A recent study comparing the transfer of a single PGS-tested (pre-implantation genetic tested) embryo compared to the transfer of 2 untested embryos showed similar success rates but better baby outcomes for the group that underwent a single embryo transfer (a fresh transfer with up to 1 frozen transfer) with a PGS- tested embryo. The report was published in the American Journal of OB/GYN in February of 2014 by Richard Scott, MD.
In this study, the pregnancy rate for a single embryo transfer of a PGS-tested embryo was 69% (similar to success rates at RSC) and the pregnancy rates for a double embryo transfer of 2 untested embryos was 72% (also similar to RSC results).
However the percent of multiples births was much less when transferring only 1 embryo (1.6% versus 47%.) The twin pregnancies had a higher incidence of preterm birth and spent 5 times more days in the NICU as an infant.
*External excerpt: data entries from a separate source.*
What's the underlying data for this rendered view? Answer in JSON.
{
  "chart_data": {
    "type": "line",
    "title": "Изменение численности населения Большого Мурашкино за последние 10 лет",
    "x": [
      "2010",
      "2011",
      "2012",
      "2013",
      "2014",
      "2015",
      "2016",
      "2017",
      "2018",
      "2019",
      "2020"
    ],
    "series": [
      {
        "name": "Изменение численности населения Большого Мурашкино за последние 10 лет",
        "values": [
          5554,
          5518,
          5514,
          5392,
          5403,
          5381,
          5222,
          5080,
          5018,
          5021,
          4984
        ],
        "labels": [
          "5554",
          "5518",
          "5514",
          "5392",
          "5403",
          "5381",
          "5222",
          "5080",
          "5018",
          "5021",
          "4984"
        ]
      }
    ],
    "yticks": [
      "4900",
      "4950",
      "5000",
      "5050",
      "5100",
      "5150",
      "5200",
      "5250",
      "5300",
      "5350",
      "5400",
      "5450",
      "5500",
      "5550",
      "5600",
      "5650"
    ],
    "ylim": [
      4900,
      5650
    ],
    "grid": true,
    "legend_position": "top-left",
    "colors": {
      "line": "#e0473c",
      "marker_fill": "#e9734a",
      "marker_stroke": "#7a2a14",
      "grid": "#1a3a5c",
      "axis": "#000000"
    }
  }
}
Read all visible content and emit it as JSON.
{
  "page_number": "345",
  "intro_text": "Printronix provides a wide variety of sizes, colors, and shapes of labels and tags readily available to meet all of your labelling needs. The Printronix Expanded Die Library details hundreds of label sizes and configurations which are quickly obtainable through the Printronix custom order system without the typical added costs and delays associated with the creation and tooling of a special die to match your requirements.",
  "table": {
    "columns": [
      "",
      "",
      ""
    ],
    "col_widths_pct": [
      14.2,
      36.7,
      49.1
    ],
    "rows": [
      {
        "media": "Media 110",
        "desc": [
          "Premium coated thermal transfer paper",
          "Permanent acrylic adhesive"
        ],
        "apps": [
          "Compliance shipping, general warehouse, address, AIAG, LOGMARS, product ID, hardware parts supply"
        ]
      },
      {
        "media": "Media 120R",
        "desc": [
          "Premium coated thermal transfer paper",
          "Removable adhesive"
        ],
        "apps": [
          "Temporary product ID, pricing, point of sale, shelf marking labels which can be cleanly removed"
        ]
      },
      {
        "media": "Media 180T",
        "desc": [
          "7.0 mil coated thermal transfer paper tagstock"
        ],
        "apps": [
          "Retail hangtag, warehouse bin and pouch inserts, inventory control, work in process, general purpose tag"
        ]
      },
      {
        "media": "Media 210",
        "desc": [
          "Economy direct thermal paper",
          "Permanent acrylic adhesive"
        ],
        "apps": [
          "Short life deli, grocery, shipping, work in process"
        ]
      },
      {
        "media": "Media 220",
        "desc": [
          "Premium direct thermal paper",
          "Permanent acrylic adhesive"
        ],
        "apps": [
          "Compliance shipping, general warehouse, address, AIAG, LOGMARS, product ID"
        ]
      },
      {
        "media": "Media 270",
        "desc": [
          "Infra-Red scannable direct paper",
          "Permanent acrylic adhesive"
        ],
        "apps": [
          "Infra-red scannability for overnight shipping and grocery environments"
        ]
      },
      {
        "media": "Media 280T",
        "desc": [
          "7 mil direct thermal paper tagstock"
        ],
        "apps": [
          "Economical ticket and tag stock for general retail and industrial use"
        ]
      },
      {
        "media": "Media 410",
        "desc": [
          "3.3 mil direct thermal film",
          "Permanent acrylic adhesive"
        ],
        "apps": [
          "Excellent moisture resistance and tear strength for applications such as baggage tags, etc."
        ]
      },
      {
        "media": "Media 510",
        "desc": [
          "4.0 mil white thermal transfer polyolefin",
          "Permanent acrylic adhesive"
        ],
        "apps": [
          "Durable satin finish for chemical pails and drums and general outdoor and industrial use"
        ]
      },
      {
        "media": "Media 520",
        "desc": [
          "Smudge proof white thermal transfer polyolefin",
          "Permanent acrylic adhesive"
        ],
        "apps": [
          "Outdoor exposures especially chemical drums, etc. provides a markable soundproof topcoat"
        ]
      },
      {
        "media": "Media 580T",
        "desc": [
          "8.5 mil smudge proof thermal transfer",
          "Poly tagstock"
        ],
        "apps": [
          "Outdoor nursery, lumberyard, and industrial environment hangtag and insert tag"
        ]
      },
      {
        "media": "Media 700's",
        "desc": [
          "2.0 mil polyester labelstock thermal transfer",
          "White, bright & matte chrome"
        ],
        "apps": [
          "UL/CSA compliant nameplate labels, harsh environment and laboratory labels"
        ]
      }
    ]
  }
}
This study confirms our own data at RSC showing baby outcomes are better by transferring one embryo at a time (if PGS tested) over 2 cycles, compared to transferring 2 embryos that are untested.
This is especially true for patients over 38 years of age. In our patient population that is under 38, we have very good outcomes by transferring one embryo at a time, even if NOT tested by PGS, and therefore do not always recommend doing PGS if a patient is less than 38 years of age.